An election after a coup, with the opposition locked out

PBS NewsHour reported that a second phase of voting is underway, marking Myanmar’s first election since the military seized power five years ago. The report notes that major opposition parties have been barred from participating, prominent leaders remain jailed, and the civil war has made voting impossible in many areas, driving widespread criticism that the exercise is a sham.

The military, formally operating through the State Administration Council, took power on Feb. 1, 2021, after detaining elected leaders from the National League for Democracy (NLD) and declaring a state of emergency. The coup halted Myanmar’s democratic experiment and triggered mass protests that evolved into armed resistance in many regions, alongside long-running conflicts with ethnic armed organizations.

The junta has repeatedly presented an election as an off-ramp from emergency rule. Critics respond that the election rules, arrests, and battlefield map turn the vote into a controlled ritual, not a competitive contest.

The key contradiction: “national vote” vs. fragmented territory

Myanmar’s military leadership says elections can restore stability and create a lawful government. The problem is that Myanmar does not currently operate like one unified, accessible state.

Large swaths of the country have become a patchwork of control among the military, ethnic armed groups, and resistance forces. Where the military cannot secure towns and transport routes, election officials may not be able to register voters, distribute ballots, or operate polling stations. Even where polls open, residents may face pressure from armed actors, or simply decide that traveling to vote is too dangerous.

That is why “civil war” is not a background detail to this election. It is the mechanism that decides turnout, and the military’s ability to claim national legitimacy.

Receipts that matter: party bans, registration rules, and political prisoners

The junta’s election framework has been shaped by post-coup restrictions that, taken together, narrow who can run and how parties can function.
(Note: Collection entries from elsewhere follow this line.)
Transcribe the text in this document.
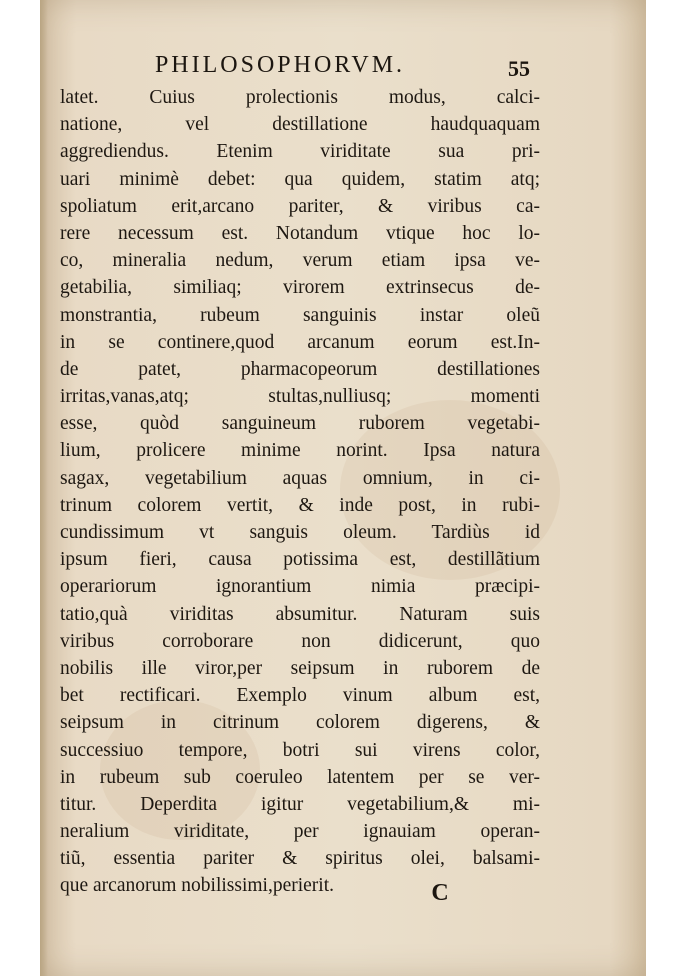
PHILOSOPHORVM.	55
latet. Cuius prolectionis modus, calci-
natione, vel destillatione haudquaquam
aggrediendus. Etenim viriditate sua pri-
uari minimè debet: qua quidem, statim atq;
spoliatum erit,arcano pariter, & viribus ca-
rere necessum est. Notandum vtique hoc lo-
co, mineralia nedum, verum etiam ipsa ve-
getabilia, similiaq; virorem extrinsecus de-
monstrantia, rubeum sanguinis instar oleũ
in se continere,quod arcanum eorum est.In-
de patet, pharmacopeorum destillationes
irritas,vanas,atq; stultas,nulliusq; momenti
esse, quòd sanguineum ruborem vegetabi-
lium, prolicere minime norint. Ipsa natura
sagax, vegetabilium aquas omnium, in ci-
trinum colorem vertit, & inde post, in rubi-
cundissimum vt sanguis oleum. Tardiùs id
ipsum fieri, causa potissima est, destillãtium
operariorum ignorantium nimia præcipi-
tatio,quà viriditas absumitur. Naturam suis
viribus corroborare non didicerunt, quo
nobilis ille viror,per seipsum in ruborem de
bet rectificari. Exemplo vinum album est,
seipsum in citrinum colorem digerens, &
successiuo tempore, botri sui virens color,
in rubeum sub coeruleo latentem per se ver-
titur. Deperdita igitur vegetabilium,& mi-
neralium viriditate, per ignauiam operan-
tiũ, essentia pariter & spiritus olei, balsami-
que arcanorum nobilissimi,perierit.	C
One pivotal milestone came when Myanmar’s election authorities under military rule moved to eliminate major opposition participation. In 2023, Myanmar’s Union Election Commission announced that the NLD, the party that won the 2020 election in a landslide, was dissolved after it failed to re-register under new political party registration rules. That decision removed the most recognizable electoral rival to the military’s aligned forces and tightened the legal landscape around opposition organizing.

Then there is the imprisonment of prominent leaders. Aung San Suu Kyi, the NLD leader and former state counsellor, has been detained since the coup and convicted in multiple cases brought by the junta, which she and her supporters deny. Independent rights groups and many foreign governments have described the prosecutions as politically motivated. The military says the cases are about enforcing the law.
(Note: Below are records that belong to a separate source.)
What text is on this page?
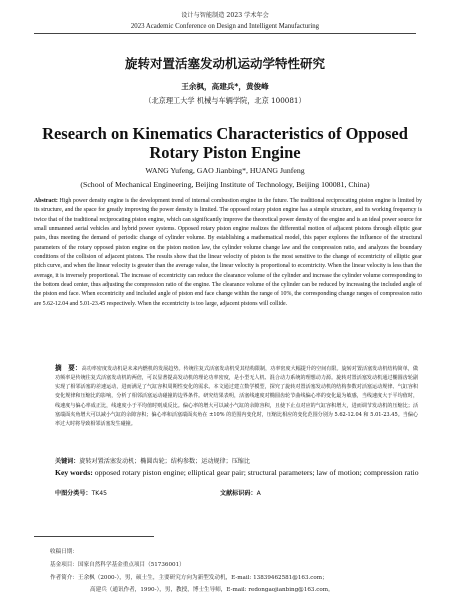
设计与智能制造 2023 学术年会
2023 Academic Conference on Design and Intelligent Manufacturing
旋转对置活塞发动机运动学特性研究
王余枫，高建兵*，黄俊峰
（北京理工大学 机械与车辆学院，北京 100081）
Research on Kinematics Characteristics of Opposed Rotary Piston Engine
WANG Yufeng, GAO Jianbing*, HUANG Junfeng
(School of Mechanical Engineering, Beijing Institute of Technology, Beijing 100081, China)
Abstract: High power density engine is the development trend of internal combustion engine in the future. The traditional reciprocating piston engine is limited by its structure, and the space for greatly improving the power density is limited. The opposed rotary piston engine has a simple structure, and its working frequency is twice that of the traditional reciprocating piston engine, which can significantly improve the theoretical power density of the engine and is an ideal power source for small unmanned aerial vehicles and hybrid power systems. Opposed rotary piston engine realizes the differential motion of adjacent pistons through elliptic gear pairs, thus meeting the demand of periodic change of cylinder volume. By establishing a mathematical model, this paper explores the influence of the structural parameters of the rotary opposed piston engine on the piston motion law, the cylinder volume change law and the compression ratio, and analyzes the boundary conditions of the collision of adjacent pistons. The results show that the linear velocity of piston is the most sensitive to the change of eccentricity of elliptic gear pitch curve, and when the linear velocity is greater than the average value, the linear velocity is proportional to eccentricity. When the linear velocity is less than the average, it is inversely proportional. The increase of eccentricity can reduce the clearance volume of the cylinder and increase the cylinder volume corresponding to the bottom dead center, thus adjusting the compression ratio of the engine. The clearance volume of the cylinder can be reduced by increasing the included angle of the piston end face. When eccentricity and included angle of piston end face change within the range of 10%, the corresponding change ranges of compression ratio are 5.62-12.04 and 5.01-23.45 respectively. When the eccentricity is too large, adjacent pistons will collide.
摘　要：高功率密度发动机是未来内燃机的发展趋势。传统往复式活塞发动机受其结构限制，功率密度大幅提升的空间有限。旋转对置活塞发动机结构简单，做功频率是传统往复式活塞发动机的两倍，可以显著提高发动机的理论功率密度，是小型无人机、混合动力系统的理想动力源。旋转对置活塞发动机通过椭圆齿轮副实现了相邻活塞的差速运动，进而满足了气缸容积周期性变化的需求。本文通过建立数学模型，探究了旋转对置活塞发动机的结构参数对活塞运动规律、气缸容积变化规律和压缩比的影响，分析了相邻活塞运动碰撞的边界条件。研究结果表明，活塞线速度对椭圆齿轮节曲线偏心率的变化最为敏感，当线速度大于平均值时，线速度与偏心率成正比，线速度小于平均值时则成反比。偏心率的增大可以减小气缸的余隙容积，且使下止点对应的气缸容积增大，进而调节发动机的压缩比；活塞端面夹角增大可以减小气缸的余隙容积；偏心率和活塞端面夹角在 ±10% 的范围内变化时，压缩比相应的变化范围分别为 5.62-12.04 和 5.01-23.45。当偏心率过大时将导致相邻活塞发生碰撞。
关键词：旋转对置活塞发动机；椭圆齿轮；结构参数；运动规律；压缩比
Key words: opposed rotary piston engine; elliptical gear pair; structural parameters; law of motion; compression ratio
中图分类号：TK45	文献标识码：A
收稿日期：
基金项目：国家自然科学基金重点项目（51736001）
作者简介：王余枫（2000-），男，硕士生，主要研究方向为新型发动机，E-mail: 13839462581@163.com；
高建兵（通讯作者，1990-），男，教授，博士生导师，E-mail: redongaojianbing@163.com。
With political leadership behind bars and party structures dissolved or weakened, an election can proceed on paper while meaningful competition is structurally constrained.

The “sham” label, and why it keeps sticking

The word “sham” shows up again and again in international reactions because critics see the election as occurring under coercive conditions, not because elections are inherently illegitimate.
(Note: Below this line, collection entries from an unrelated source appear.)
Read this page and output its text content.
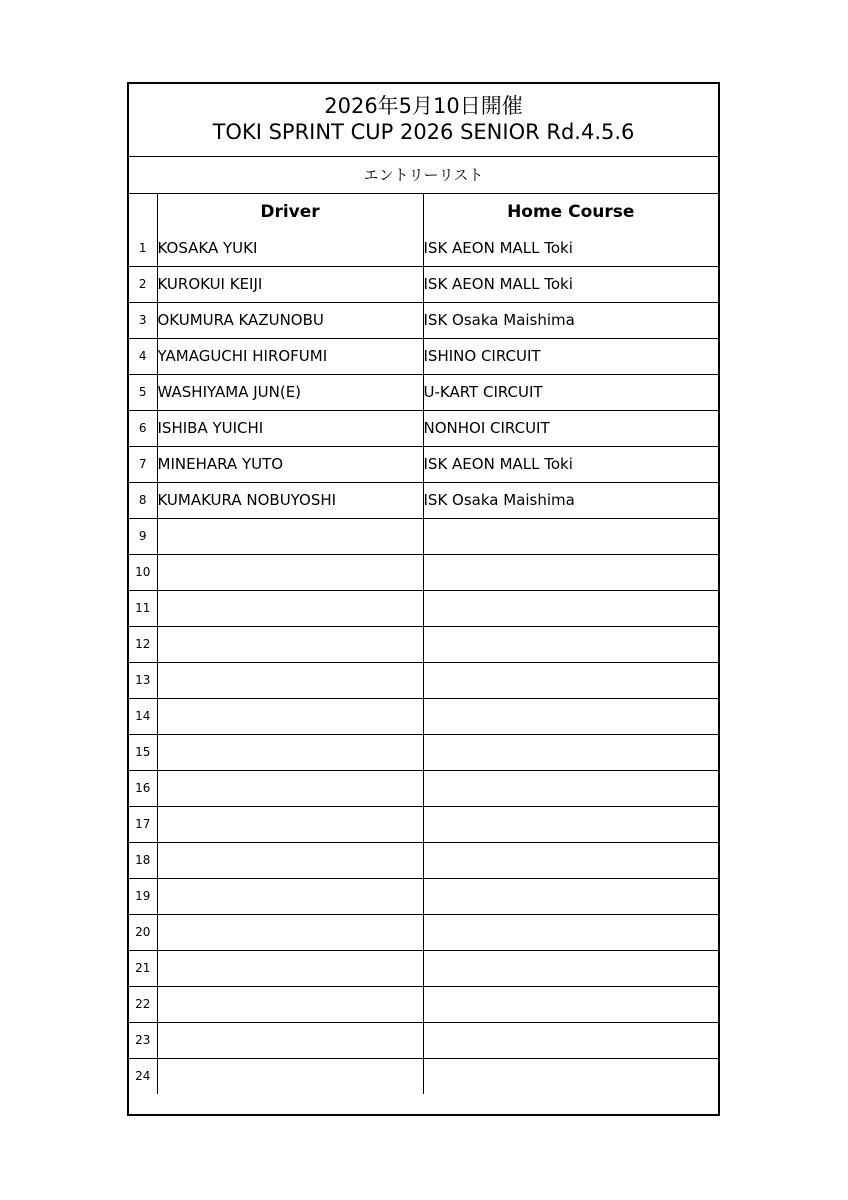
2026年5月10日開催
TOKI SPRINT CUP 2026 SENIOR Rd.4.5.6
エントリーリスト
	Driver	Home Course
1	KOSAKA YUKI	ISK AEON MALL Toki
2	KUROKUI KEIJI	ISK AEON MALL Toki
3	OKUMURA KAZUNOBU	ISK Osaka Maishima
4	YAMAGUCHI HIROFUMI	ISHINO CIRCUIT
5	WASHIYAMA JUN(E)	U-KART CIRCUIT
6	ISHIBA YUICHI	NONHOI CIRCUIT
7	MINEHARA YUTO	ISK AEON MALL Toki
8	KUMAKURA NOBUYOSHI	ISK Osaka Maishima
9		
10		
11		
12		
13		
14		
15		
16		
17		
18		
19		
20		
21		
22		
23		
24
Human Rights Watch has been blunt about the requirements for credibility. In past statements responding to the junta’s election plans, the group has warned that an election conducted under military repression “will not be free and fair.” That framing captures the core critique: if parties are barred, journalists are constrained, and candidates or voters fear arrest, the process may produce results, but not consent.

The United Nations has also repeatedly focused on the reality that Myanmar’s crisis is not simply political, it is humanitarian. UN agencies have documented large-scale displacement driven by fighting, including civilians forced from their homes by clashes and military operations. In an environment where millions have been uprooted or are living in areas with limited services, basic election administration becomes not just difficult, but selective by default.

The military, for its part, argues that security operations are necessary to restore order, and that voting can proceed in areas where stability can be maintained. That argument sounds procedural. In practice, it means the state decides which areas are “secure enough” to count, and which communities are effectively removed from the electorate.